The important part of cleaning a cassette clutch is getting the "felt dust" off of the clutch felt proper. Compressed air or keyboard spray/"canned air" won't do the job but a pressurized spray liquid does work...

>Do you have a brand name cleaner to suggest?

I saw the end of consumer electronic chemicals coming to an end some time back and purchased a case (12) of a 13 oz. pressurized generic electronic cleaner called "Tronic Kleen" flying the flag of "House of Deals" - no nation of manufacture on the label, so would guess China. It specifies on the label; "ultimate purity, rapid dry, harmless to paints and plastics (back label, rubber added,) *leaves no residue*, no chlorinated solvents, contains no freon TF". The important part is "leaves no residue". I bought it at our remaining small local electronics distributor now that Radio Shack is gone. Actual content is not on the label but it smells like any freon-based non-lubricant cleaner. From the label, "House of Deals" phone is 1-800-726-3718 - good luck! There are any number of online consumer electronic supply outlets, the only one coming to mind is MCM...

bobmcc's picture

I didn't make myself clear - tuner spray contains a lubricant and lubricant is the last thing that you want on a clutch! Please don't do that...

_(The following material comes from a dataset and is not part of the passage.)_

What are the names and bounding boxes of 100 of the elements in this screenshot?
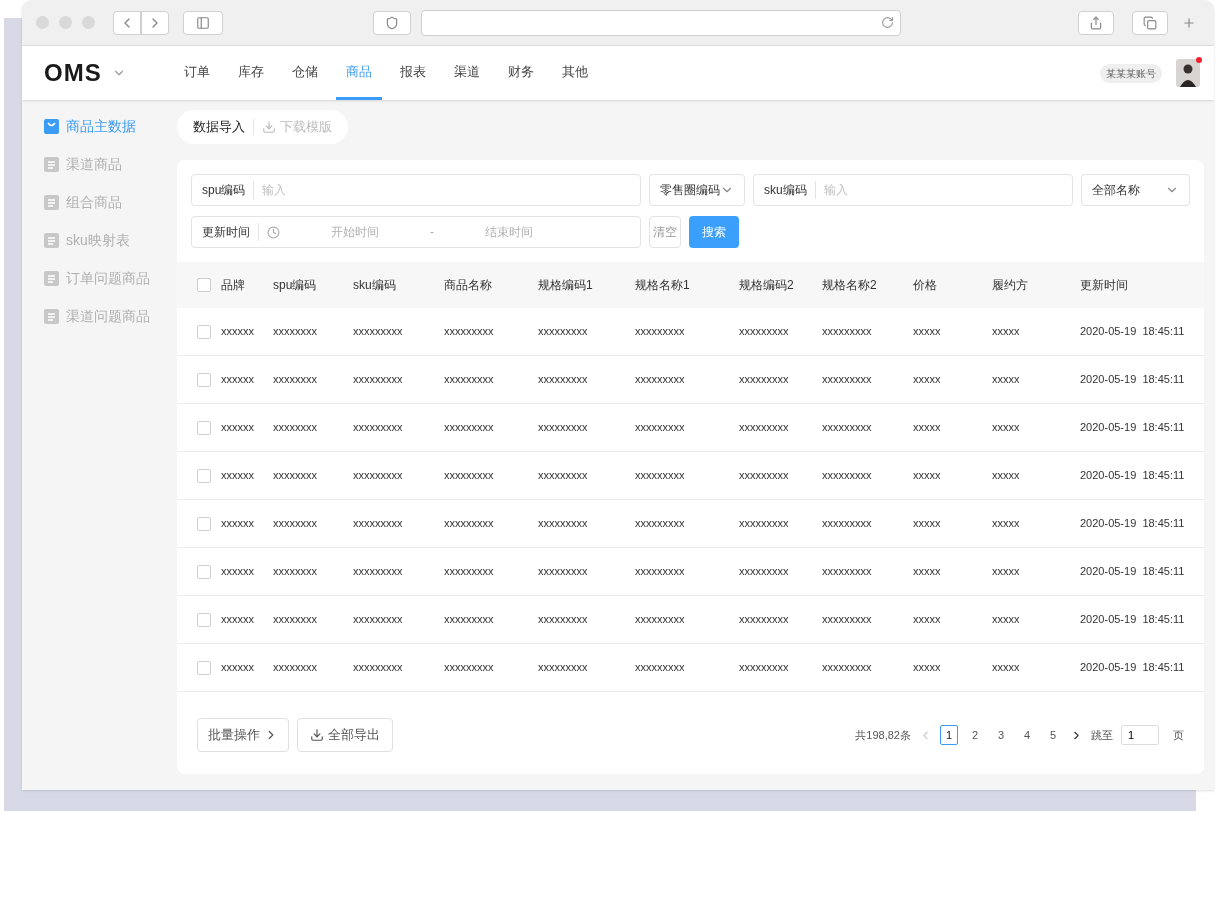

Justin Patrick Moore's picture

Cassettes have so much potential now and in the future. From taping radio programs, to taping computer programs as broadcast on radio.

This article ( ) on the computers of 1970s and early 80s in socialist eastern europe was fascinating, in that they actually broadcast computer programs over the air and people could tape them to use on their DIY systems. It could be a useful format for the future.

I still have cassettes and vinyl myself. One thing cassettes may be useful for is passing on information / talks / lectures in a politically sensitive environment where censorship is rampant. This was also done in east Germany etc. where certain types of music were illegal during the communist reign. An official cassette could be taped over and something else put on their. Just looking at it wouldn't give it away. This is how the punks bands of the time often traded music when the government was really cracking down on these bands (in East Germany).

Tape is also super durable, and unless it gets eaten by a deck or wiped out with a magnet, really hard to break. Tape for reel to reels is even stronger. As a data storage system tape is also unparalleled really, especially for a lower tech future. Lots of possibiilities

[The Galaksija computer was a craze in 1980s Yugoslavia, inspiring thousands of people to build versions in their own homes. The idea behind them was simple – to make technology available to everyone. Free play was implicitly encouraged: the sharing, collaboration, manipulation, and proliferation of software was built into Galaksija’s very operation.

A computing enthusiast since 1979, Zoran Modli caught wind of Galaksija after the publication of Computers in Your Home. As host and DJ of Ventilator 202—a renowned New Wave radio show on Serbia’s Radio Beograd 202—Modli was something of a minor celebrity in Yugoslavia. Because all the day’s computers, including Galaksija, ran their programs on cassette, Regasek thought Modli might broadcast programs over the airwaves as audio during his show. The idea was that listeners could tape the programs off their receivers as they were broadcast, then load them into their personal machines.]

lathechuck's picture

... program and/or data storage. One day, I tried telling the computer to load a new program, but instead of a program, I gave it an Emerson, Lake, and Palmer concert tape. The screen went wild with gibberish, but it displayed the gibberish in fonts and video effects (reverse, blink) that I had no access to! Somehow, the video controller got some hidden bits set.

It's hard to imagine what sort of programs would be short enough to transmit over a radio broadcast. You'd be lucky to get 120 bytes per second, and lucky to get 1000 seconds of useful transmission (presumably, in the dead of night) in a day.